Photo curtesy of Pixabay.

*The following article was written after the results of the 2020 U.S. presidential election, and was sent backwards to the present staff of The Wichitan through a reverse time capsule*

College students across the United States who refused to take part in the 2020 presidential elections as a “political statement” are reportedly unable to comprehend why their preferred presidential candidate didn’t win.

“I just don’t understand how people could allow that candidate to win! I mean he’s horrible and everyone knows it; I just don’t understand how anyone could stand by and let him get voted into office,” Darren O’Dumb, undecided senior, said, before clarifying, “I wasn’t standing by, I was silently protesting through a lack of political action.”

A large percentage of voter turnout came from Americans who did not attend or graduate from college. Many of these voters get all their news from the same source, aren’t up to date with world affairs, have been called apathetic and are technologically deficient. Meanwhile, the generation that is more empathetic than any before it, more educated, more aware of world affairs and more technologically savvy decided not to influence the future of the nation.
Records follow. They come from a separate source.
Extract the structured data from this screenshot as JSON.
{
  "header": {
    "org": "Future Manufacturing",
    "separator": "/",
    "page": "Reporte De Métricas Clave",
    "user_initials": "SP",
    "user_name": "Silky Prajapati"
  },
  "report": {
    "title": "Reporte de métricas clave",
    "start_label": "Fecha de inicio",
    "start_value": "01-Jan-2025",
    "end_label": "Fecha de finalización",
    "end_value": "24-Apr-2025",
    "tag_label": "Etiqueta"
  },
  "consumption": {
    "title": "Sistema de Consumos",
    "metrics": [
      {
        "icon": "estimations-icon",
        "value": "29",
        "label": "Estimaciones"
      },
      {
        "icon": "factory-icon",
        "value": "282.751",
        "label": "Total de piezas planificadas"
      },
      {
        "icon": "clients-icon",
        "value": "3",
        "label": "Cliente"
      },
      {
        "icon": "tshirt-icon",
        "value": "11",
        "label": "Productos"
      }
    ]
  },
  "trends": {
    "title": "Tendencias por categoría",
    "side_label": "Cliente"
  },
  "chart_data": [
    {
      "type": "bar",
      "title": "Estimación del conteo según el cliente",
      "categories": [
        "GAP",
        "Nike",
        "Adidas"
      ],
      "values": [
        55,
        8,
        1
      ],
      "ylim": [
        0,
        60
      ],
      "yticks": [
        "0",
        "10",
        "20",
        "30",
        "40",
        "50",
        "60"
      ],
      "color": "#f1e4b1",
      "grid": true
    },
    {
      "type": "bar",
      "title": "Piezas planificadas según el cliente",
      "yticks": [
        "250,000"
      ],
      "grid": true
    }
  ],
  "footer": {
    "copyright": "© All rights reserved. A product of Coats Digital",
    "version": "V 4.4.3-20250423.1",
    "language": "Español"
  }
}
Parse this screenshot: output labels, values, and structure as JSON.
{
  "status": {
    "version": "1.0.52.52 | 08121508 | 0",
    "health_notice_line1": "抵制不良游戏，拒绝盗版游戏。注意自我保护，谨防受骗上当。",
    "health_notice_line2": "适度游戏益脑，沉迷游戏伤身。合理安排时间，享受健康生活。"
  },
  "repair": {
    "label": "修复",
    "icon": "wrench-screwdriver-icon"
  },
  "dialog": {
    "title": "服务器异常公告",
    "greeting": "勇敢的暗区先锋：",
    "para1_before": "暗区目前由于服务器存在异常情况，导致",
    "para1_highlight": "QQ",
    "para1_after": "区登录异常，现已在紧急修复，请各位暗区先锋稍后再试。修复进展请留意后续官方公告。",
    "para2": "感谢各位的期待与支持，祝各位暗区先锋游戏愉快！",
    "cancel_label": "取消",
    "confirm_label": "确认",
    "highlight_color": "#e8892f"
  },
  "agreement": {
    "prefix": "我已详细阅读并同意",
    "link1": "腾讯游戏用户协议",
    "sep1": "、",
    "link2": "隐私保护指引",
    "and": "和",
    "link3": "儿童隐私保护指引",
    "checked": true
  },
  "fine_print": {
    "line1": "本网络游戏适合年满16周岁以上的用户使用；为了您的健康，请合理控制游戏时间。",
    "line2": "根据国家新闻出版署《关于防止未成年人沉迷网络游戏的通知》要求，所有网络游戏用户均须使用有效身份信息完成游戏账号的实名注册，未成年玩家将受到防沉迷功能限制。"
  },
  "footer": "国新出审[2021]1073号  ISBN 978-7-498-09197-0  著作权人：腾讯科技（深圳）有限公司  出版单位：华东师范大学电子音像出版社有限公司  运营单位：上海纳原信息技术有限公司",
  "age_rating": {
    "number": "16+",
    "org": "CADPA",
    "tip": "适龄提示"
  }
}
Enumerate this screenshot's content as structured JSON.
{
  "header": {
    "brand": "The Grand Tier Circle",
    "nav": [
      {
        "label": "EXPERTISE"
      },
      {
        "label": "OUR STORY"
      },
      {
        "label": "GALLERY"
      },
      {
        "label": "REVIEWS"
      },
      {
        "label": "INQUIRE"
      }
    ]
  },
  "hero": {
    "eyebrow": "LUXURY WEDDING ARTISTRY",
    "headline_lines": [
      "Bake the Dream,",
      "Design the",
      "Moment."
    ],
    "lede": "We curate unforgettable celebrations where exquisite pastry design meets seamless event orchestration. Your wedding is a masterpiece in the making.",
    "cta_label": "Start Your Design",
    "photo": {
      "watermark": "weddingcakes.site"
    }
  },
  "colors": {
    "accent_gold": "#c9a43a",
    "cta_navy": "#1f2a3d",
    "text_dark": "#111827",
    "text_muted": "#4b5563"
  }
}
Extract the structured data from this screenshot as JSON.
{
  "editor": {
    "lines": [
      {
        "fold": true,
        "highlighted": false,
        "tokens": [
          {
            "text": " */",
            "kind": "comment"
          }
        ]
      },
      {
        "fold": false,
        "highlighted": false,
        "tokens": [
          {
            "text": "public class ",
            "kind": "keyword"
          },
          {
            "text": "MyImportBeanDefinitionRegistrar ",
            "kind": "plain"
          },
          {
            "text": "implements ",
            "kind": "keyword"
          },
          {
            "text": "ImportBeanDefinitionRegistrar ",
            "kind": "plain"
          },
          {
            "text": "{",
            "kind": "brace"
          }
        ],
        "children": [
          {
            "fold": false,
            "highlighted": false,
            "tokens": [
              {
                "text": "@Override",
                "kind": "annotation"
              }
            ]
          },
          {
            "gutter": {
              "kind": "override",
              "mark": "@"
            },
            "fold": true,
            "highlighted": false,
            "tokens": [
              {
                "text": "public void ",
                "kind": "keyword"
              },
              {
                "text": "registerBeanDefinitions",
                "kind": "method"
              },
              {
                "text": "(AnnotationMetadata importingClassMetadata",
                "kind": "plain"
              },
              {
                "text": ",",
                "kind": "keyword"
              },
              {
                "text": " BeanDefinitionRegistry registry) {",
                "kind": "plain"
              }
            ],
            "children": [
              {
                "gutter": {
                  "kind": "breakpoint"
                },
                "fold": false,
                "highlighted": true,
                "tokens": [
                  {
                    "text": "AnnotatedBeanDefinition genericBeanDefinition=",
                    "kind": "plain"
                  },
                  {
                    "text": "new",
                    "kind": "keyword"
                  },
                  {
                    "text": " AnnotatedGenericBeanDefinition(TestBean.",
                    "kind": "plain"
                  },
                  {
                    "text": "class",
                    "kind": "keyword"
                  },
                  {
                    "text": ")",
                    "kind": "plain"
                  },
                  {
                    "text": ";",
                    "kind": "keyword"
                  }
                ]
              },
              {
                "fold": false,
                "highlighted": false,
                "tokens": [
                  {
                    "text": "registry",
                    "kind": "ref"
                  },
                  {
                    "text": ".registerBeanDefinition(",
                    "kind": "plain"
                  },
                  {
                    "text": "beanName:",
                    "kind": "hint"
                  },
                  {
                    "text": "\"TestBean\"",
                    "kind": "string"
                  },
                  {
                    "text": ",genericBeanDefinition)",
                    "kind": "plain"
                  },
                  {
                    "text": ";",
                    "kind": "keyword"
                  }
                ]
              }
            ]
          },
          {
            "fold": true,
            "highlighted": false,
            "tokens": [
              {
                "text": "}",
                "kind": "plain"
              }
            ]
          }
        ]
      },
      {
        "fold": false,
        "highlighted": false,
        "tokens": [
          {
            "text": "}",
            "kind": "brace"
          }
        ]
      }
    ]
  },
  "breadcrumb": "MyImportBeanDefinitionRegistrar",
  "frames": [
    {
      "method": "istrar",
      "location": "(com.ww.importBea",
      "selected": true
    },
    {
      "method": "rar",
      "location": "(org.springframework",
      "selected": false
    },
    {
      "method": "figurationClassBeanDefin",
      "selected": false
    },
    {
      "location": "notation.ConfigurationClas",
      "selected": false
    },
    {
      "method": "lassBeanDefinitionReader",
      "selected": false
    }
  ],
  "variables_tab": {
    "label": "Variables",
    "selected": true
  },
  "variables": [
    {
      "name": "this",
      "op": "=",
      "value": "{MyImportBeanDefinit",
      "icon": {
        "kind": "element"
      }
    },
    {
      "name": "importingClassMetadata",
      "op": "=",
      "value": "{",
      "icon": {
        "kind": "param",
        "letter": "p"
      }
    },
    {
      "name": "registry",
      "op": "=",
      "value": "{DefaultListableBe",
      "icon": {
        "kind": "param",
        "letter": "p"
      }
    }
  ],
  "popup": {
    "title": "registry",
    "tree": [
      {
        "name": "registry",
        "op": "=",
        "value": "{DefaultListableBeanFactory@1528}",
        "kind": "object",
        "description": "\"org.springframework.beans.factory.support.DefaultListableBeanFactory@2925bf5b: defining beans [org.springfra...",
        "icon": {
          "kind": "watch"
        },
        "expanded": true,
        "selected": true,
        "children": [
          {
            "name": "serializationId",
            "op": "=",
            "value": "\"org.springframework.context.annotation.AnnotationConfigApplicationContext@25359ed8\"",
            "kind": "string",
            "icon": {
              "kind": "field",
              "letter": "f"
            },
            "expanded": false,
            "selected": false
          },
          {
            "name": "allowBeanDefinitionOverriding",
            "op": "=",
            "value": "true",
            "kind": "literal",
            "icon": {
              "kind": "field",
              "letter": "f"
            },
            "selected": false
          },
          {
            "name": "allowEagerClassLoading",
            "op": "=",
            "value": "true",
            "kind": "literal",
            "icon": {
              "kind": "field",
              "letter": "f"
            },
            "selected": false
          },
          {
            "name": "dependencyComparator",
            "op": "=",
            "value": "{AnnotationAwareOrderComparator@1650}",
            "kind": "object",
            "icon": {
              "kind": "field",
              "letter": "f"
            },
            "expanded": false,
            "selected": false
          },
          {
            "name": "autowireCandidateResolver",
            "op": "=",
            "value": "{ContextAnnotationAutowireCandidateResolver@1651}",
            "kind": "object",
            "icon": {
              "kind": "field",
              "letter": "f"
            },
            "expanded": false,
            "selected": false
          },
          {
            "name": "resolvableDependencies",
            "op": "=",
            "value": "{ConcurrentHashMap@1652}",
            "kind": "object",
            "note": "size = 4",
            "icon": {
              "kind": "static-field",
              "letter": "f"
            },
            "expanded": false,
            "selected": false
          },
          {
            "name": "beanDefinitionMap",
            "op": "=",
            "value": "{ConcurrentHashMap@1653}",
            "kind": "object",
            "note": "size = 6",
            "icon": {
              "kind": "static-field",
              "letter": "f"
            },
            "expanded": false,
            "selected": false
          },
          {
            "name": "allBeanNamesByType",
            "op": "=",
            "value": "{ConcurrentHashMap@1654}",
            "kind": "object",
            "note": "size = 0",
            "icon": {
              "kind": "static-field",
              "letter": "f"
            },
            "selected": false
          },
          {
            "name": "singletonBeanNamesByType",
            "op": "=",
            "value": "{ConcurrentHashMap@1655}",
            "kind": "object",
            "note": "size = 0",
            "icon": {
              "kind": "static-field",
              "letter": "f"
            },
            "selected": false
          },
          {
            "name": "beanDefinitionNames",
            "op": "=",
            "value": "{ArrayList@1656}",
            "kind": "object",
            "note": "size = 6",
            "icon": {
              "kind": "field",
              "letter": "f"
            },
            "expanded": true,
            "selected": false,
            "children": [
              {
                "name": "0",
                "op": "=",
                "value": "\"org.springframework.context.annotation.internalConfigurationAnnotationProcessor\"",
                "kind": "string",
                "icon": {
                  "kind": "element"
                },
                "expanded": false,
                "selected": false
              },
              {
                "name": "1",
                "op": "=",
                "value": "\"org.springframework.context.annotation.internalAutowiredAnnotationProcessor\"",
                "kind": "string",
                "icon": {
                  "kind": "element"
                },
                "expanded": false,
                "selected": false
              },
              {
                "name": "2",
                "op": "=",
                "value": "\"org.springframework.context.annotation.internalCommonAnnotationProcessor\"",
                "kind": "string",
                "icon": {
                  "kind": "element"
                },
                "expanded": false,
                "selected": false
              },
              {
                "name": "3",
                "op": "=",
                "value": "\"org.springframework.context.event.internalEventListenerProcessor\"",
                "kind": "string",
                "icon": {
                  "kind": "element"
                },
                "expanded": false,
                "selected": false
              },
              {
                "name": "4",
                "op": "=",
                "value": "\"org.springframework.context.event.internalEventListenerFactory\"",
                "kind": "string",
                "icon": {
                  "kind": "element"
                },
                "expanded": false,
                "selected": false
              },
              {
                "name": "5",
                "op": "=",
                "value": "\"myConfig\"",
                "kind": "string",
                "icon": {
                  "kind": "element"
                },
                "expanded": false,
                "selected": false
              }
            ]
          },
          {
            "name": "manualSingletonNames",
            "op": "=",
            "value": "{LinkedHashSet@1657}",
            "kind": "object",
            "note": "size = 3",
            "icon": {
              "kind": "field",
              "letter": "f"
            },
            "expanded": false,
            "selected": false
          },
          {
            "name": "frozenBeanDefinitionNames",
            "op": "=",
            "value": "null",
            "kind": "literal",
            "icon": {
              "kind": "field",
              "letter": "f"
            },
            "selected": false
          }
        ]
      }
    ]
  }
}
“As an educated citizen, I decided to make the highly intelligent and woke decision to protest our broken system by letting less-educated Americans decide my president for me,” Brooke Smart, business junior, said.

These young citizens, who have reportedly spent the majority of their college careers complaining about how old out of touch “boomers” make all of the country’s decisions for them, have once again made a conscious decision to let the old citizens who actually vote make their decision for them.

“My parents spent my entire childhood forcing their political opinions and beliefs down my throat, and they never let me make my own decisions. Now that I have the option to vote for myself, I’m finally going to get back at them by letting them make all the decisions for me for the next four years too,” Chaz McFodder, sociology freshman, said.

“I mean, it’s not like my vote counts. It’s just one vote after all,” Tiffany Quitter, history junior, said. Her statement was immediately followed by a thunderous echo of thousands of college students agreeing with her.

Hundreds of college students have spent the summer advocating for police and judicial reform. Despite not fearing the threat of tear gas, rubber bullets and being ostracized from friends and families, those same college non-voters declared voting was “too much work” and “scary.”

“It’s a whole lot easier to march the streets advocating for justice while being threatened by counter-protesters and risking both arrest and bodily harm than to wait in line and put a check next to a name on a ballot,” Jeff Spineless, sports and leisure studies sophomore, reasoned.

Many incoming freshman have already declared their intention to not vote again in the 2024 election, while some upperclassmen have already resigned to the status quo. They argue that unless suddenly some new group of voters emerges that has never voted before, things are always going to stay the same so they might as well get used to it.

“I just wish there was some large group of people with revolutionary ideas that could vote to change our flawed system. Maybe like some group that’s really passionate but hasn’t voted historically for some reason. Oh well, no group like that exists,” Ira ‘Onic, political science senior, said.